By 2006 he had established Sea of Pain Fine Art Productions and broadened his interests to playing card design and pastels, as well as continuing his works in graphite, always the primary passion.
Aug 2011
He writes regular drawing articles for "Artists- Back to Basics" magazine and conducts drawing classes and workshops but the main interest above all else is still producing fine art originals which will be the main focus for 2011 and beyond.
"The playing cards took years of constant attention, I'm glad I started and finished that job, although he deck is already undergoing development so it will probably never really be completely finished. My main purpose now is to return to the graphite and pastels with full intent and attention and pick up the threads of a lot of half-finished and not-started projects in the studio which the card designing necessarily led me away from for so long".
April 2016
looks like this section needed an update like all the rest. Since the whole Sea of Pain thing has started I really have been just hammering the dream harder and harder, nothing like hard won experience to help you hit desperate marks and I've needed every tiny bit over the last few years living far past my own best ability level for such a protracted period. It's all blown out to such a degree that it rules every waking moment and leaves me with an ever worsening conundrum on where I actually or exactly fit in amongst all this. It seems I've gone from wanting to be an artist to being an artist to what comes after that. What I mean is there is necessarily a certain insane level of high pressure effort to get far and fast enough to actually be recognised as an artist, by both others and yourself which either works or not (spiritually and/or financially).
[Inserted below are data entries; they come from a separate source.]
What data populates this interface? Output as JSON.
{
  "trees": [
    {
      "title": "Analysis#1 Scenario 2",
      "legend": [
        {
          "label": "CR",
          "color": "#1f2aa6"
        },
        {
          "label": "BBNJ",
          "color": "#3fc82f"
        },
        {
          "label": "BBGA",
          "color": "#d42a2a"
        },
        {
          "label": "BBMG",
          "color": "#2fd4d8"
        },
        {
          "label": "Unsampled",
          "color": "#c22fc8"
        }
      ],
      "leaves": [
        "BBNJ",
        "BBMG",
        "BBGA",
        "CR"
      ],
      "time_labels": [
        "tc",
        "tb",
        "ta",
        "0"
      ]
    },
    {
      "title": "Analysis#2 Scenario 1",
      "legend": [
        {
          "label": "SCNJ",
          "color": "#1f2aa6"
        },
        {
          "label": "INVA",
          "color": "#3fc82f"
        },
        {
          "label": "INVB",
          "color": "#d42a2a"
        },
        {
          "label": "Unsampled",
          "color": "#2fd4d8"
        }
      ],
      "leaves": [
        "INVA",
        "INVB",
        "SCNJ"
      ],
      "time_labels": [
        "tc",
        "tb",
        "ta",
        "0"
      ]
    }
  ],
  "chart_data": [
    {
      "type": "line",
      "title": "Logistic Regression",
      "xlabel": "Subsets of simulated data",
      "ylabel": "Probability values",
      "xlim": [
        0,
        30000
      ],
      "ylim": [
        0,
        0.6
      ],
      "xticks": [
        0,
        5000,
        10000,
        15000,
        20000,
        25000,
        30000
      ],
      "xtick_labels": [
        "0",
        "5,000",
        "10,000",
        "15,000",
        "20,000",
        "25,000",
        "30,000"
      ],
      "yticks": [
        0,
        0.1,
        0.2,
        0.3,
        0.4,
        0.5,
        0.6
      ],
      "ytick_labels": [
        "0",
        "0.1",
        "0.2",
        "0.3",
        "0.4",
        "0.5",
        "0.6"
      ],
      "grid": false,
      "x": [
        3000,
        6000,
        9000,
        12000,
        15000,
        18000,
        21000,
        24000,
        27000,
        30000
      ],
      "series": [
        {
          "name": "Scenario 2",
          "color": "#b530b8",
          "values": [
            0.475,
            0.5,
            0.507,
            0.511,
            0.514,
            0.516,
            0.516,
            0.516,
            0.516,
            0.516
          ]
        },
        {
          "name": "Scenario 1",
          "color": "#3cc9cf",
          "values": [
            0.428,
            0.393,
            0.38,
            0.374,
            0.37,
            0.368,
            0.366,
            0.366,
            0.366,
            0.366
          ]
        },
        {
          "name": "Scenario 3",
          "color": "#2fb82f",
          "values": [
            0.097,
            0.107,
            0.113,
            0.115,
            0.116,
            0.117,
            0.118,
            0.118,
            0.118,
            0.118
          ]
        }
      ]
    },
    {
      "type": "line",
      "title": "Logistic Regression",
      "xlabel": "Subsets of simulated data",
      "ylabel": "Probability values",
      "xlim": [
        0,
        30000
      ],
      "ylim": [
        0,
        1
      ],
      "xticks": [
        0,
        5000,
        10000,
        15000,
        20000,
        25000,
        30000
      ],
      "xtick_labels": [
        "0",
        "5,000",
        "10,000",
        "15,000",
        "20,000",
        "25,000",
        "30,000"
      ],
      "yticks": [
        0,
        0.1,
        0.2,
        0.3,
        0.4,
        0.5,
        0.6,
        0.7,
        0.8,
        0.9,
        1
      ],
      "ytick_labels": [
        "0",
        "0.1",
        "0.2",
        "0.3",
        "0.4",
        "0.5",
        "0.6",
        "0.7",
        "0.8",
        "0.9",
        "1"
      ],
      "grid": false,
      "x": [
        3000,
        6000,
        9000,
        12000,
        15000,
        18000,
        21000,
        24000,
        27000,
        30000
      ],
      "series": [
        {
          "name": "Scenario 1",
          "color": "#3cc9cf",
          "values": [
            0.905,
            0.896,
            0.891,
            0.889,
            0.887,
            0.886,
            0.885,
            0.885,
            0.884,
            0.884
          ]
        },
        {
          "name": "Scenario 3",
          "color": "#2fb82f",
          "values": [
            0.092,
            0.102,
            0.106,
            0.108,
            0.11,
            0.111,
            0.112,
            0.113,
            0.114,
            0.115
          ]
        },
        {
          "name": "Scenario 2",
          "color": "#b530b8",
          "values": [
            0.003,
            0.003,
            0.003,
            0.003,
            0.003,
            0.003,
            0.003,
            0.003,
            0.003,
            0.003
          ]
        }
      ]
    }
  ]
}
If it does then you are an artist (in all heads including your own) and are then faced with more crossroads. For the last ten years I have been smashing it like the truly obsessed and can only be happy with the results.
I am starting to see the end of one of those 7 year eras coming though. 2003 was when I finally went altogether awol on the rest of humanity and started the 24/7 psycho ride with the art, the end of the first era was my 2nd solo exhibition in 2010, the 2nd one will be this coming 3rd solo at the end of this year. I think after that I am entering the next era of concentrating much more on my art as a well established practicing artist rather than be hammering so relentless on the art shows, magazines and workshops, not to mention the playing cards. Hmm, words are easy to write but I am also planning on writing a book, and while I keep filling classes I'll keep doing the workshops. And the brand new Jones Playing Cards are already being mercilessly tossed around in the head in regards to the next deck design evolution. So I suppose it really doesn't matter in any meaningful way what the hell I write here, I'm waaaay too far out now to ever find my way back and the only other way is forward. So I continue. Watch this space, anything could happen now.